Disagreeing with JE on "Disembodied Spirits"

So I am reading Jonathan Edwards wonderful, God-centered work, Religious Affections. I like Edwards’ preliminary qualifications in Part I, Sect. I. He lays out some important distinctions and admissions – how the understanding and will work together, how the will works in approving and disapproving, the imperfection of language, and the interactings of the mind and body.

I disagree with him, for the first time I can remember, at the end of Section I, on the right side of p. 237 in the Works, when he writes, “an unembodied spirit may be capable of love and hatred, joy or sorrow, hope or fear, or other affections, as one that is united to a body.” He is trying to say that the mind is what is important in seeing and feeling for what is good or evil, but I’m unsure that he can support this particular assertion scripturally.
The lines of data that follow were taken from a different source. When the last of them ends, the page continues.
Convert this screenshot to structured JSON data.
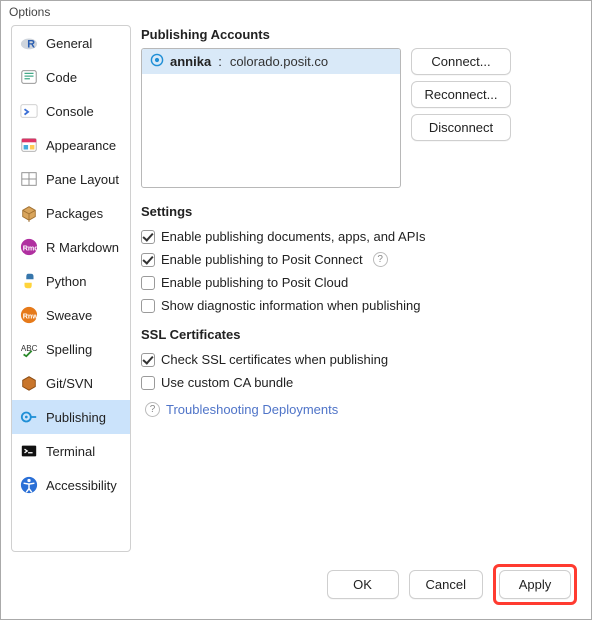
{
  "window_title": "Options",
  "sidebar": {
    "items": [
      {
        "id": "general",
        "label": "General"
      },
      {
        "id": "code",
        "label": "Code"
      },
      {
        "id": "console",
        "label": "Console"
      },
      {
        "id": "appearance",
        "label": "Appearance"
      },
      {
        "id": "pane-layout",
        "label": "Pane Layout"
      },
      {
        "id": "packages",
        "label": "Packages"
      },
      {
        "id": "r-markdown",
        "label": "R Markdown"
      },
      {
        "id": "python",
        "label": "Python"
      },
      {
        "id": "sweave",
        "label": "Sweave"
      },
      {
        "id": "spelling",
        "label": "Spelling"
      },
      {
        "id": "git-svn",
        "label": "Git/SVN"
      },
      {
        "id": "publishing",
        "label": "Publishing",
        "selected": true
      },
      {
        "id": "terminal",
        "label": "Terminal"
      },
      {
        "id": "accessibility",
        "label": "Accessibility"
      }
    ]
  },
  "main": {
    "section_accounts": "Publishing Accounts",
    "accounts": [
      {
        "user": "annika",
        "server": "colorado.posit.co"
      }
    ],
    "buttons": {
      "connect": "Connect...",
      "reconnect": "Reconnect...",
      "disconnect": "Disconnect"
    },
    "section_settings": "Settings",
    "settings": {
      "enable_publishing": {
        "label": "Enable publishing documents, apps, and APIs",
        "checked": true
      },
      "enable_posit_connect": {
        "label": "Enable publishing to Posit Connect",
        "checked": true,
        "help": true
      },
      "enable_posit_cloud": {
        "label": "Enable publishing to Posit Cloud",
        "checked": false
      },
      "show_diagnostic": {
        "label": "Show diagnostic information when publishing",
        "checked": false
      }
    },
    "section_ssl": "SSL Certificates",
    "ssl": {
      "check_ssl": {
        "label": "Check SSL certificates when publishing",
        "checked": true
      },
      "custom_ca": {
        "label": "Use custom CA bundle",
        "checked": false
      }
    },
    "troubleshoot_link": "Troubleshooting Deployments"
  },
  "footer": {
    "ok": "OK",
    "cancel": "Cancel",
    "apply": "Apply"
  }
}
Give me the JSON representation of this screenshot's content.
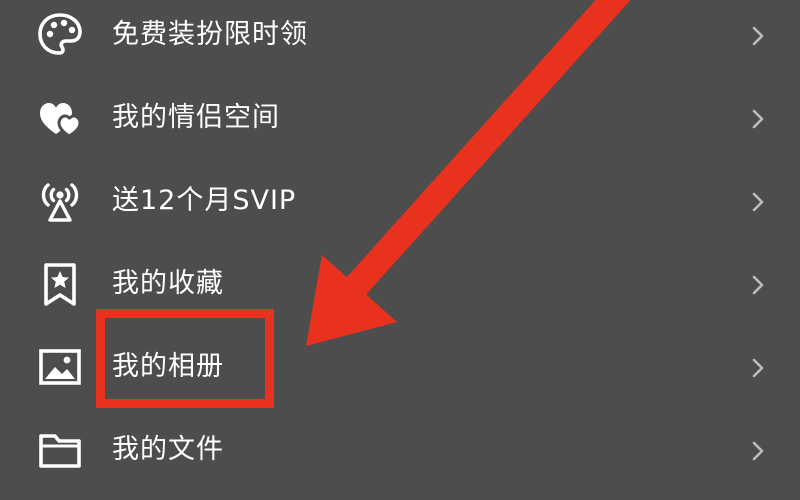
{
  "menu": {
    "items": [
      {
        "id": "free-dressup",
        "label": "免费装扮限时领",
        "icon": "palette-icon"
      },
      {
        "id": "couple-space",
        "label": "我的情侣空间",
        "icon": "hearts-icon"
      },
      {
        "id": "svip",
        "label": "送12个月SVIP",
        "icon": "broadcast-tower-icon"
      },
      {
        "id": "favorites",
        "label": "我的收藏",
        "icon": "bookmark-star-icon"
      },
      {
        "id": "album",
        "label": "我的相册",
        "icon": "image-icon"
      },
      {
        "id": "files",
        "label": "我的文件",
        "icon": "folder-icon"
      }
    ],
    "chevron_icon": "chevron-right-icon"
  },
  "annotation": {
    "highlighted_item": "我的相册",
    "color": "#e8321e"
  },
  "colors": {
    "background": "#4d4d4d",
    "text": "#ffffff",
    "chevron": "#bdbdbd",
    "annotation": "#e8321e"
  }
}
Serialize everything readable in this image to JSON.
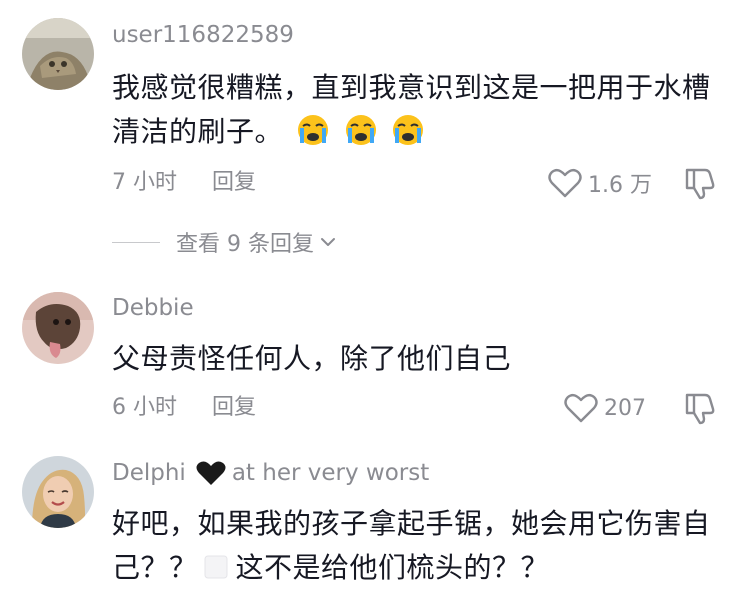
{
  "comments": [
    {
      "username": "user116822589",
      "text_main": "我感觉很糟糕，直到我意识到这是一把用于水槽清洁的刷子。",
      "emoji_names": [
        "loudly-crying-face",
        "loudly-crying-face",
        "loudly-crying-face"
      ],
      "time": "7 小时",
      "reply_label": "回复",
      "likes": "1.6 万"
    },
    {
      "username": "Debbie",
      "text_main": "父母责怪任何人，除了他们自己",
      "time": "6 小时",
      "reply_label": "回复",
      "likes": "207"
    },
    {
      "username_name": "Delphi",
      "username_emoji": "black-heart",
      "username_suffix": "at her very worst",
      "text_main": "好吧，如果我的孩子拿起手锯，她会用它伤害自己？？",
      "text_emoji": "blank-emoji",
      "text_tail": "这不是给他们梳头的？？"
    }
  ],
  "view_replies_label": "查看 9 条回复",
  "colors": {
    "primary_text": "#161823",
    "secondary_text": "#8a8b91",
    "heart_emoji": "#1a1a1a"
  }
}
One might point to Isaiah 6, where the seraphim fly and cry out to one another, “Holy, holy, holy is the LORD of hosts,” but that would likely go too far.

Disembodied spirits may be able to have similar affections, but they may not. If they have them at all, they are most likely very different from the affections of mortal man, who, though corrupted, was originally the one race made in God’s own image. Edwards here, I’m sad to say, skirts the line with Gnosticism.

“Bodies are not meant to be thrown away,” one God-centered teacher of mine once said, and he was right because he was reading the Bible. Speaking of life after death, Job says, “In my flesh I will see God.” This is important, and we ought not get it wrong. There is something special and unique about the God-given affections and feelings that men have and will have for God. So I will part with the great Pastor Edwards here.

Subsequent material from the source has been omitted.